Multivariate Time Series Forecasting

Multivariate time series forecasting works similarly to univariate time series forecasting (covered here and here). The main difference is that you must specify the index of a target univariate to forecast, e.g. for a 5-variable time series you may want to forecast the value of the 3rd variable (we specify this by indicating target_seq_index = 2). To begin, we will load the multivariate SeattleTrail dataset for time series forecasting.

[1]:
from merlion.utils import TimeSeries
from ts_datasets.forecast import SeattleTrail

time_series, metadata = SeattleTrail()[0]
train_data = TimeSeries.from_pd(time_series[metadata["trainval"]])
test_data = TimeSeries.from_pd(time_series[~metadata["trainval"]])

print(f"Time series is {train_data.dim}-dimensional")
Time series is 5-dimensional

Model Initialization and Training

For the purposes of this tutorial, we will be using 3 models:

  1. DefaultForeacster (which automatically detects whether the input time series is univariate or multivariate);

  2. ARIMA (a classic univariate algorithm) trained to forecast a specific univariate; and

  3. A ForecasterEnsemble which selects the better of the two models.

All models are trained with a maximum allowed forecasting horizon of 100 steps. Note that all multivariate forecasting models can be used for univariate time series, and by specifying target_seq_index appropriately, univariate models can be used for multivariate time series as well. Moreover, the API is identical in all cases.

[2]:
from merlion.evaluate.forecast import ForecastMetric
from merlion.models.factory import ModelFactory
from merlion.models.ensemble.combine import ModelSelector

# Time series is sampled hourly, so max_forecast_steps = 24 means we can predict up to 1 day in the future
target_seq_index = 2
max_forecast_steps = 24
kwargs = dict(target_seq_index=target_seq_index, max_forecast_steps=max_forecast_steps)

model1 = ModelFactory.create("DefaultForecaster", **kwargs)
model2 = ModelFactory.create("Arima", **kwargs)

# This ModelSelector combiner picks the best model based on sMAPE
model3 = ModelFactory.create("ForecasterEnsemble", models=[model1, model2],
                             combiner=ModelSelector(metric=ForecastMetric.sMAPE))
for model in [model1, model2, model3]:
    print(f"Training {type(model).__name__}...")
    train_pred, train_stderr = model.train(train_data)
Inferred granularity 0 days 01:00:00
Training DefaultForecaster...
Inferred granularity 0 days 01:00:00
Training Arima...
Inferred granularity 0 days 01:00:00
Training ForecasterEnsemble...
Inferred granularity 0 days 01:00:00
Inferred granularity 0 days 01:00:00
Inferred granularity 0 days 01:00:00

Model Inference and Quantitative Evaluation

Like univariate models, we may call model.forecast() to get a forecast and potentially a standard error for the model.

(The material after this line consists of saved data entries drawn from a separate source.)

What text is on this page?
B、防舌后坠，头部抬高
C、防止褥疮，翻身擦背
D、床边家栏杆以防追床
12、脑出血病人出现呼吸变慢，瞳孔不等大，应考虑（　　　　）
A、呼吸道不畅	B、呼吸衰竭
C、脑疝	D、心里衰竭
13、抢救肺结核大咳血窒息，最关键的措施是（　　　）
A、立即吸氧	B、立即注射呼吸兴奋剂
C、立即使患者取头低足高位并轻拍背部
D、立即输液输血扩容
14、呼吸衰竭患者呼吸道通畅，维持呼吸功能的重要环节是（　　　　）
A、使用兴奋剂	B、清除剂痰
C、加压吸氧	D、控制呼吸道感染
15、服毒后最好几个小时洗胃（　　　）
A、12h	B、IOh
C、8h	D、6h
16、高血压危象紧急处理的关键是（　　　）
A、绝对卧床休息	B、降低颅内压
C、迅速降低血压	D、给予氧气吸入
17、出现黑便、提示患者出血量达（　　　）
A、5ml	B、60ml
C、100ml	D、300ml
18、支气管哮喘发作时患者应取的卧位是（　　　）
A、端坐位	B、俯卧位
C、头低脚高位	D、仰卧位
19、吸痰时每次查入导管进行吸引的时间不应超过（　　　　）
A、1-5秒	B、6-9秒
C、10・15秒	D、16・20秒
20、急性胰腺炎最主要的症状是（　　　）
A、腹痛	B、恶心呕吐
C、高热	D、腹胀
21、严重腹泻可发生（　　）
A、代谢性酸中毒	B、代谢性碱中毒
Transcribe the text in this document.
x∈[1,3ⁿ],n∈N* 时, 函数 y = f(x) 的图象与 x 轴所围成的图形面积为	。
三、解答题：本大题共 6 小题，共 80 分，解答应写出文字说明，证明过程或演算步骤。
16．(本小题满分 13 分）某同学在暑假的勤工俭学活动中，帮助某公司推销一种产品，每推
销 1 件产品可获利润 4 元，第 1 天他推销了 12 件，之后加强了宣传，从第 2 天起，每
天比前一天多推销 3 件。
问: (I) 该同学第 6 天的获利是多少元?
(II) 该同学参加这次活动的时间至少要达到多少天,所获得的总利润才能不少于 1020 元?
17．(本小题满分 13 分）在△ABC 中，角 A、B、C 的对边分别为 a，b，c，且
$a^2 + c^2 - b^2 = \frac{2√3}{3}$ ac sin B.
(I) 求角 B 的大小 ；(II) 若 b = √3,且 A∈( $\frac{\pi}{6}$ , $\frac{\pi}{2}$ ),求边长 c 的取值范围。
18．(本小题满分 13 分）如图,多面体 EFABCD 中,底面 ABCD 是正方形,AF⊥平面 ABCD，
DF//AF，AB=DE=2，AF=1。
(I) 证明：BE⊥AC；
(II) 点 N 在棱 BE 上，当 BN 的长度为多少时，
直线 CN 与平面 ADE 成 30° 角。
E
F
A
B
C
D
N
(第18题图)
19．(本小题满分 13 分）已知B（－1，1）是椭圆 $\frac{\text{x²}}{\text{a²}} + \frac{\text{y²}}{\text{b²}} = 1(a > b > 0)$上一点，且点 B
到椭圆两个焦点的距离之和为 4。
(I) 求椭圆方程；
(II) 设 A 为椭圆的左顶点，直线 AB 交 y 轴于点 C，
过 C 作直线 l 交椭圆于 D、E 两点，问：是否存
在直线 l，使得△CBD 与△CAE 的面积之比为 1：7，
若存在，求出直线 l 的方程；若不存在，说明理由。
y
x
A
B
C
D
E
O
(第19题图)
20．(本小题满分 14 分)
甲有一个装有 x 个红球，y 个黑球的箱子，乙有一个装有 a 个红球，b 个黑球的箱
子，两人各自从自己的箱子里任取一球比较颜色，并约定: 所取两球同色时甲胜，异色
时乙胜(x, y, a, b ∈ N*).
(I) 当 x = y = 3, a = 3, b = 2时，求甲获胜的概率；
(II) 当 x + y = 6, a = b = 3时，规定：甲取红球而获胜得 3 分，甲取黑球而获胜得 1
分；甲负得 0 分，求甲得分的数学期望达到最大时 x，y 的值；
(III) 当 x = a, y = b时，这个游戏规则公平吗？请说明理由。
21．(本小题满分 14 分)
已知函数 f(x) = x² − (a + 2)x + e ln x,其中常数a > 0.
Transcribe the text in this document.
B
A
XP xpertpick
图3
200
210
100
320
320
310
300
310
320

We can use these to evaluate the model’s performance. Note that the model selector successfully picks the better of the two models.

[3]:
from merlion.evaluate.forecast import ForecastMetric

target_univariate = test_data.univariates[test_data.names[target_seq_index]]
target = target_univariate[:max_forecast_steps].to_ts()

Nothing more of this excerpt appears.